We need a plan that not only addresses the grievances that people have with wild animals – such as elephants eating crops, but also takes these animals into account. For example, there is no need to make golf courses in Kaziranga’s ‘no development zones’. And we now need to make bypasses for railway lines through forests.
Your book also focusses on the North-East — the Amur falcons and the elephants here. What made you pick their stories?
My father is from Assam. I have a spiritual connect and an inherent curiosity about Assam. I find North-East India to be culturally superior to the rest of India. I love the respect women are given here, and the fact that people have cultures and languages that are completely endemic. Also, Assam is the Northeastern State with the most intact wildlife – it has less of a hunting culture than the other NE states.
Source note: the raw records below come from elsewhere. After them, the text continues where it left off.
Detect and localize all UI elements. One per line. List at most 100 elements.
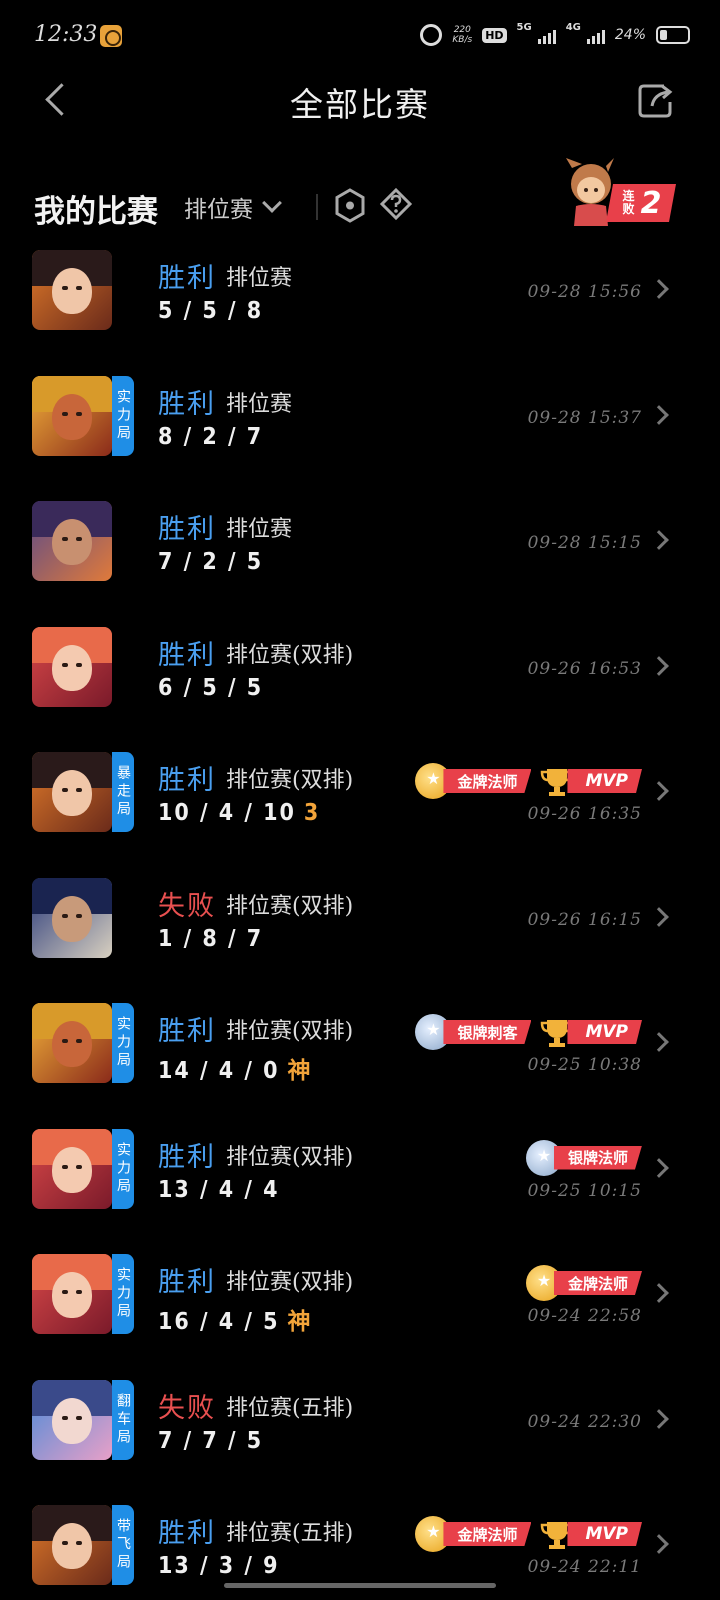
battery-percent: 24% — [614, 27, 646, 43]
match-time: 09-28 15:15 — [527, 533, 642, 553]
hexagon-icon — [335, 188, 365, 223]
hero-eye — [76, 1415, 82, 1420]
hero-eye — [76, 1039, 82, 1043]
hero-eye — [76, 913, 82, 918]
match-mode: 排位赛 — [226, 266, 293, 291]
match-result: 胜利 — [158, 263, 216, 294]
match-kda: 1 / 8 / 7 — [158, 926, 263, 952]
streak-badge[interactable]: 连败 2 — [558, 158, 676, 230]
match-tag-label: 实力局 — [115, 1141, 131, 1196]
hero-eye — [76, 1290, 82, 1294]
hero-face — [52, 519, 92, 565]
match-time: 09-24 22:58 — [527, 1306, 642, 1326]
match-tag: 实力局 — [112, 375, 134, 456]
chevron-right-icon — [649, 781, 669, 801]
match-row[interactable]: 胜利 排位赛 5 / 5 / 8 09-28 15:56 — [0, 250, 720, 376]
hero-eye — [62, 913, 68, 918]
kda-value: 13 / 4 / 4 — [158, 1176, 280, 1203]
hero-eye — [62, 1164, 68, 1169]
match-row[interactable]: 翻车局 失败 排位赛(五排) 7 / 7 / 5 09-24 22:30 — [0, 1379, 720, 1506]
match-result: 胜利 — [158, 765, 216, 796]
hero-eye — [76, 286, 82, 290]
match-row[interactable]: 实力局 胜利排位赛(双排) 14 / 4 / 0 神 银牌刺客 MVP 09-25 10:3… — [0, 1003, 720, 1129]
match-kda: 8 / 2 / 7 — [158, 424, 263, 450]
match-result: 胜利 — [158, 1267, 216, 1298]
hero-eye — [62, 537, 68, 541]
match-kda: 16 / 4 / 5 神 — [158, 1302, 313, 1336]
streak-label: 连败 — [622, 189, 635, 216]
match-time: 09-26 16:53 — [527, 658, 642, 679]
hero-eye — [76, 662, 82, 667]
match-kda: 13 / 4 / 4 — [158, 1177, 280, 1203]
hero-eye — [62, 411, 68, 416]
match-time: 09-28 15:37 — [527, 407, 642, 428]
filter-row: 我的比赛 排位赛 连败 2 — [0, 158, 720, 240]
kda-value: 1 / 8 / 7 — [158, 925, 264, 952]
match-mode: 排位赛(五排) — [226, 1395, 354, 1421]
match-list: 胜利 排位赛 5 / 5 / 8 09-28 15:56 实力局 胜利 排位赛 8 / 2 … — [0, 250, 720, 1600]
match-tag-label: 实力局 — [115, 388, 131, 443]
hero-eye — [62, 1541, 68, 1545]
help-button[interactable] — [378, 186, 414, 226]
section-title: 我的比赛 — [34, 194, 158, 230]
kda-value: 16 / 4 / 5 — [158, 1309, 280, 1335]
hero-eye — [76, 1541, 82, 1545]
battery-icon — [656, 26, 690, 44]
match-row[interactable]: 实力局 胜利排位赛(双排) 16 / 4 / 5 神 金牌法师 09-24 22:58 — [0, 1254, 720, 1380]
hero-face — [52, 1523, 92, 1569]
hero-face — [52, 644, 92, 691]
hero-eye — [62, 662, 68, 667]
match-mode: 排位赛(双排) — [226, 768, 354, 793]
hero-face — [52, 1397, 92, 1444]
hd-icon: HD — [482, 27, 507, 43]
match-tag-label: 实力局 — [115, 1267, 131, 1321]
match-badges: 银牌刺客 MVP — [415, 1014, 642, 1050]
mode-select[interactable]: 排位赛 — [184, 190, 282, 224]
badge-label: 金牌法师 — [443, 1522, 532, 1546]
hero-eye — [62, 1290, 68, 1294]
share-button[interactable] — [636, 80, 676, 120]
match-row[interactable]: 胜利 排位赛(双排) 6 / 5 / 5 09-26 16:53 — [0, 626, 720, 753]
match-kda: 7 / 7 / 5 — [158, 1428, 263, 1454]
app-notification-icon — [100, 25, 122, 47]
match-result: 失败 — [158, 1392, 216, 1424]
medal-badge: 银牌刺客 — [415, 1014, 532, 1050]
hero-avatar — [32, 1003, 112, 1083]
match-row[interactable]: 暴走局 胜利排位赛(双排) 10 / 4 / 10 3 金牌法师 MVP 09-26 16:… — [0, 752, 720, 878]
match-kda: 6 / 5 / 5 — [158, 675, 263, 701]
match-result: 胜利 — [158, 514, 216, 545]
match-mode: 排位赛(双排) — [226, 642, 354, 668]
match-row[interactable]: 实力局 胜利 排位赛 8 / 2 / 7 09-28 15:37 — [0, 375, 720, 502]
chevron-right-icon — [649, 1283, 669, 1303]
streak-label-box: 连败 2 — [606, 184, 676, 222]
match-result: 胜利 — [158, 1518, 216, 1549]
match-kda: 14 / 4 / 0 神 — [158, 1051, 313, 1085]
hero-avatar — [32, 1379, 112, 1460]
match-badges: 银牌法师 — [525, 1139, 642, 1176]
chevron-down-icon — [262, 193, 282, 213]
hero-eye — [76, 1164, 82, 1169]
status-bar: 12:33 220 KB/s HD 5G 4G 24% — [0, 0, 720, 72]
match-row[interactable]: 失败 排位赛(双排) 1 / 8 / 7 09-26 16:15 — [0, 877, 720, 1004]
badge-label: 银牌刺客 — [443, 1020, 532, 1044]
match-mode: 排位赛 — [226, 517, 293, 542]
home-indicator[interactable] — [224, 1583, 496, 1588]
match-tag: 实力局 — [112, 1128, 134, 1209]
net-4g-label: 4G — [565, 22, 581, 33]
hero-filter-button[interactable] — [332, 186, 368, 226]
match-row[interactable]: 实力局 胜利排位赛(双排) 13 / 4 / 4 银牌法师 09-25 10:15 — [0, 1128, 720, 1255]
match-time: 09-25 10:15 — [527, 1180, 642, 1201]
match-tag: 实力局 — [112, 1254, 134, 1334]
share-icon — [638, 84, 673, 118]
match-time: 09-26 16:15 — [527, 909, 642, 930]
kda-extra: 神 — [287, 1058, 313, 1084]
streak-count: 2 — [640, 185, 662, 221]
match-kda: 5 / 5 / 8 — [158, 298, 263, 324]
match-row[interactable]: 胜利 排位赛 7 / 2 / 5 09-28 15:15 — [0, 501, 720, 627]
page-title: 全部比赛 — [290, 85, 430, 124]
kda-value: 10 / 4 / 10 — [158, 800, 296, 826]
match-mode: 排位赛(五排) — [226, 1521, 354, 1546]
chevron-right-icon — [649, 279, 669, 299]
match-time: 09-26 16:35 — [527, 804, 642, 824]
match-time: 09-24 22:11 — [527, 1557, 642, 1577]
Nagaland, meanwhile, is a karmabhoomi for me — I have worked on the Amur falcon conservation programme since 2013, primarily around the Doyang Reservoir, and with eco-clubs in Bongkolong, Ahthibung, Lilien and Intanki.
You have been all over the country, seen the wildlife, and engaged with conservators. Any particular conservation story that has remained with you over the years?
The Amur falcon conservation story is very special because the people of Nagaland decided they wanted to be known as something different from hunters of wild animals.
I think the civil society and the individuals trying to save elephants in Assam are also special — they have to take on mining, oil exploration, deforestation, daily human-wildlife conflict. Assam has a very difficult livelihood question — there are so many difficulties in conservation; yet, students stood up for Dehing Patkai during the pandemic. The State has rhinos, leopards, tigers, dolphins. It’s inspiring.
Has your gender ever been a deterrent in this conservation journey of yours?
Yes. This is a field where logistics are a very big challenge. You go to places where you don’t see anyone, let alone women. A small thing like carrying money, running out of batteries, etc., can become a security question. You wonder sometimes if it is worth it — you are constantly thinking of logistics and frankly, no one should have to have this kind of risk. I once had a car accident in a place known as the Badlands of Chambal, with my legs paralysed. It is your will that takes you through.
The other factor is that apart from field work, I also work on environmental policy. Everyone in the room is decades older, and is usually male. People are either very surprised or they try to talk over me. I get a lot of suspicion and a fair amount of discrimination, especially because some of the talk is seen as ‘anti-development’. The answer, I think, is to work harder, keep going, and mentor more women to go into new fields.